Consider a pizza restaurant in the short run with a fixed-size oven. Faced with a surge in customer demand, the restaurant can swiftly respond by hiring additional staff, because labor is a variable input. This flexibility allows the business to meet short-term fluctuations in demand without altering fixed factors such as oven size.
Most short-run undergraduate microeconomic models tend to be simplified by considering only labor and capital in the production process. Capital is held to be a fixed input, while labor is a variable input. This concept also has connections to different schools of economics. The Keynesian school is focused on the short-run, while the classical school is concerned with the long-run.
In a practical scenario, a manufacturing company responding to an increased demand for electric cars in the long run can strategically adjust all its inputs. This might involve hiring additional skilled workers, incorporating advanced machinery, or adopting innovative technologies to optimize production efficiency. The fluidity of variable inputs in the long run enables businesses to align their resources dynamically with evolving market demands.
The classical school of economics, which emerged in the late 18th century and continued into the 19th century, emphasizes the idea of long-run equilibrium. According to classical economists like Adam Smith and David Ricardo, the economy tends to move toward a state of equilibrium over the long run. In this equilibrium, all factors of production, including both labor and capital, are variable.
The time it takes for fixed inputs to become variable inputs depends on the nature of the industry and the specific characteristics of the inputs involved. In general, industries with high levels of capital-intensive production and long lead times for capital investment are more likely to have fixed inputs that take a longer time to become variable.
Heavy Manufacturing and Infrastructure - Industries involved in heavy manufacturing, such as steel production or large-scale infrastructure projects (e.g., bridges, dams), often require substantial and long-term investments in fixed capital. Constructing or modifying facilities in these industries can take considerable time and resources.
Energy Production - Power plants, whether conventional or renewable, typically involve significant fixed capital investments in facilities and equipment. Transitioning to new energy sources or upgrading existing infrastructure in the energy sector can be a time-consuming process.

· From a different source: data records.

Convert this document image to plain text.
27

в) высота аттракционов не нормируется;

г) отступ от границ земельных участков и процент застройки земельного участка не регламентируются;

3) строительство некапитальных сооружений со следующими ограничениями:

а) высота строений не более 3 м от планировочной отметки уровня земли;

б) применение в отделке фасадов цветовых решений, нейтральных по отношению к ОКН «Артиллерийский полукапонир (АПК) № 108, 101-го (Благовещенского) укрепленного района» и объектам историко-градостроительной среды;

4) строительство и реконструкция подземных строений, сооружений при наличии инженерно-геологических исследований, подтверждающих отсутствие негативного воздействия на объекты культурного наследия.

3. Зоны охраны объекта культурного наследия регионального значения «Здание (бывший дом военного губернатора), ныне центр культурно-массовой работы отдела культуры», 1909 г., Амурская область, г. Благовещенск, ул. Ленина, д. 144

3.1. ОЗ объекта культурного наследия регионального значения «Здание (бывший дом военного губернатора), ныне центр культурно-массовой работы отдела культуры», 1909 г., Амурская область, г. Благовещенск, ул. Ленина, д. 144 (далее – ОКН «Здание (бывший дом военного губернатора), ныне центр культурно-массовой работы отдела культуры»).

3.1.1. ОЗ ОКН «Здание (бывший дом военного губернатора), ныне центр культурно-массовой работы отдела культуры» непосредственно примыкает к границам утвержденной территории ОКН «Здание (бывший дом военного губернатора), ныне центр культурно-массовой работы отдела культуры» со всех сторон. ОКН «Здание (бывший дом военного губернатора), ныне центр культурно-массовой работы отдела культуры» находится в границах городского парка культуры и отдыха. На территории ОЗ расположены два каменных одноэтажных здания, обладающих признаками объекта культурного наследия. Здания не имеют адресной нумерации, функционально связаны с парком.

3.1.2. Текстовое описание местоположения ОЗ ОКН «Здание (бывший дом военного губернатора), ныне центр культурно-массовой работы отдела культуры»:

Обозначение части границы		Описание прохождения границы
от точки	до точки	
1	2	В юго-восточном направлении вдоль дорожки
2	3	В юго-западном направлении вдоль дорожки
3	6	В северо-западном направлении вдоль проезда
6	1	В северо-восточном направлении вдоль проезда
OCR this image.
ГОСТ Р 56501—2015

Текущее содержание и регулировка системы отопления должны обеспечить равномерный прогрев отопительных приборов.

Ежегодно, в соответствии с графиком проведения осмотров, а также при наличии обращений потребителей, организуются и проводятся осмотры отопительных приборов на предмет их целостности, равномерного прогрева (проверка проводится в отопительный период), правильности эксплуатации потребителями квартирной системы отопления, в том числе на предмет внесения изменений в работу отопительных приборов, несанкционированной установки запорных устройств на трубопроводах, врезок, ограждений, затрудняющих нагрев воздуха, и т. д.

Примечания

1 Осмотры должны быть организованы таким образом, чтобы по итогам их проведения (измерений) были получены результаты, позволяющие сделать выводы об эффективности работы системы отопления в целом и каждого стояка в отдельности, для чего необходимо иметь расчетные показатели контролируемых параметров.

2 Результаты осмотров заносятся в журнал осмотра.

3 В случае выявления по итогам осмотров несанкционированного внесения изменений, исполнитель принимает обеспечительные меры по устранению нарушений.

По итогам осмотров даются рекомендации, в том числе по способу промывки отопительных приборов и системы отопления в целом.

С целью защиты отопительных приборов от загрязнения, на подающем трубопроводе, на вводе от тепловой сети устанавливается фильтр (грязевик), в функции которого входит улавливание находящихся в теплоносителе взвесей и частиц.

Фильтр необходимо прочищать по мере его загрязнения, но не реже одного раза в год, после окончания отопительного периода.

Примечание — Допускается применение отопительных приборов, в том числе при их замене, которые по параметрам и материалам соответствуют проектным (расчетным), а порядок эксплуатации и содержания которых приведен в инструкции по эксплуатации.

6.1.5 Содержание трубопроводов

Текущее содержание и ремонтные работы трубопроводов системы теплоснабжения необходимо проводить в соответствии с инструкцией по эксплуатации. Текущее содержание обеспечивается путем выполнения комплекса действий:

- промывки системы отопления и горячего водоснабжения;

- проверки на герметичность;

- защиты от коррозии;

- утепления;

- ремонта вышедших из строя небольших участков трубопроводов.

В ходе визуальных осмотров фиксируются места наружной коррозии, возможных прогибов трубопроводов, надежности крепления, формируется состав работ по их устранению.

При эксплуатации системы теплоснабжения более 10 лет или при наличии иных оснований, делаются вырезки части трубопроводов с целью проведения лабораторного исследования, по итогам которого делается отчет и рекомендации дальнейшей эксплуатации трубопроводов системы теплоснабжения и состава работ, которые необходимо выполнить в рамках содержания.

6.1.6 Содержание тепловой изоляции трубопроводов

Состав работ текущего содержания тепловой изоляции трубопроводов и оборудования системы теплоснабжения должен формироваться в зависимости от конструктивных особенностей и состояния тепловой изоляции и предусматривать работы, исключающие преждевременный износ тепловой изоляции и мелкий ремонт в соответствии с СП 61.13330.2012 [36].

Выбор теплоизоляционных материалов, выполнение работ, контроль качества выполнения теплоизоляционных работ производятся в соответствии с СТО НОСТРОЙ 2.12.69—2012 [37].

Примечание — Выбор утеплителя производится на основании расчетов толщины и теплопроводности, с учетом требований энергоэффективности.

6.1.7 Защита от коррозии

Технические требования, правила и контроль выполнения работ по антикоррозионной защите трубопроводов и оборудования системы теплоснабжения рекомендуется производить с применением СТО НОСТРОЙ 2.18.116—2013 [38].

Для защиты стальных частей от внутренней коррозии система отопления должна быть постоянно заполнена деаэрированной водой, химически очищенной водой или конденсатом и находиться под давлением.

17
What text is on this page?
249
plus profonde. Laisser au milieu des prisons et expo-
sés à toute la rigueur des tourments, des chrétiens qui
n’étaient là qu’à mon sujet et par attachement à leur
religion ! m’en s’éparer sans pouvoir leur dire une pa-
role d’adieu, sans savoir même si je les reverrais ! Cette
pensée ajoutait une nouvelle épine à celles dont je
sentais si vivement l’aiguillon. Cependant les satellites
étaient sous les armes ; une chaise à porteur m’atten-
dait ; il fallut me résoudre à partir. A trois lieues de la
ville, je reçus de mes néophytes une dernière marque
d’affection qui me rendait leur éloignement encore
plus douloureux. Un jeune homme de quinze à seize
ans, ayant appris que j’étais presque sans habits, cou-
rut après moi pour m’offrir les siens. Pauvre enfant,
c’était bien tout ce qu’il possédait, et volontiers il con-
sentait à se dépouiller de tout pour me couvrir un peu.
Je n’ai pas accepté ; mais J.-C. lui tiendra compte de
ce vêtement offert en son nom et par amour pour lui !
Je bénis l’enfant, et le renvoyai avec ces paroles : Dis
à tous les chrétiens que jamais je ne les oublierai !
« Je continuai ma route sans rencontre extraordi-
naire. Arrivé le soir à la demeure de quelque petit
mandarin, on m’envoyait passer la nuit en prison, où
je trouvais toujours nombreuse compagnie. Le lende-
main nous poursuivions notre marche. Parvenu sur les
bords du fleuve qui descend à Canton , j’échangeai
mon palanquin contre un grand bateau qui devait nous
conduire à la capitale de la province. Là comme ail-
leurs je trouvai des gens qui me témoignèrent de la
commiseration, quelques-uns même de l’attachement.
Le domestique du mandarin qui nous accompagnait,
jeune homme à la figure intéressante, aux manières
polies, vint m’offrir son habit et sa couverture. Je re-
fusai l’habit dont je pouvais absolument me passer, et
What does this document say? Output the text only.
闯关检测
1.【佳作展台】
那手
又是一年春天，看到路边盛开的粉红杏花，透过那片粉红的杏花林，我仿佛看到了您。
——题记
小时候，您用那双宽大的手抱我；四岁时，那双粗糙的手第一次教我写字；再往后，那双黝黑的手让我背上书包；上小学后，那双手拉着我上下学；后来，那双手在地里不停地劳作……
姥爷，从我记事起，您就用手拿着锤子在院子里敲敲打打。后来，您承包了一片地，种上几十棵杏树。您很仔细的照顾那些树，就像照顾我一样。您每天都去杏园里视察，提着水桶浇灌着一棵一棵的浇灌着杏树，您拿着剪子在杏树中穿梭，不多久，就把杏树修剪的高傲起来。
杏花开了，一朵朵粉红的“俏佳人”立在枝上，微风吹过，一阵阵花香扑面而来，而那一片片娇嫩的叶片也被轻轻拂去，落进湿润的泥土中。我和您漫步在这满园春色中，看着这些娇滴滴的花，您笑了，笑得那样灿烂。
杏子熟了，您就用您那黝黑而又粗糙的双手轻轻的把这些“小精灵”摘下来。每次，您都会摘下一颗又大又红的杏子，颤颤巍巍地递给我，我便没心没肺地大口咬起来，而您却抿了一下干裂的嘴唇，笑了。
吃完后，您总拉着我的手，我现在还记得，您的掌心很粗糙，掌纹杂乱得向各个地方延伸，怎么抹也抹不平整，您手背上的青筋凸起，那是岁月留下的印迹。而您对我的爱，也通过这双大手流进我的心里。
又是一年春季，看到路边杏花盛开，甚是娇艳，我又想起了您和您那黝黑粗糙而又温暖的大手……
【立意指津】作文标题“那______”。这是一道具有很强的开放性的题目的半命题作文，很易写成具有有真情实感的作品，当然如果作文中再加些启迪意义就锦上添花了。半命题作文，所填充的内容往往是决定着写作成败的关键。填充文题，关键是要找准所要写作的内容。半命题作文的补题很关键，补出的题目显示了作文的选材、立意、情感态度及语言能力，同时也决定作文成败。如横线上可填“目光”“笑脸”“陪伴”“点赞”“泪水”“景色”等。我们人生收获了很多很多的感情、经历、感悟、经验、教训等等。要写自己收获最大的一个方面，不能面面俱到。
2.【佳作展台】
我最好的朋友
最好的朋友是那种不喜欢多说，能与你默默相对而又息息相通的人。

Telecommunications Infrastructure - Building and upgrading telecommunication networks, such as the rollout of new generations of wireless technology, often require substantial fixed investments in infrastructure. The deployment of new technologies can take time due to the complexity of the network.
In these industries, the fixed nature of the inputs is influenced by the capital intensity of production, regulatory considerations, technological complexity, and the time required for planning and implementation. The longer timeframes for these fixed inputs to become variable inputs reflect the challenges associated with modifying or adapting capital-intensive production processes.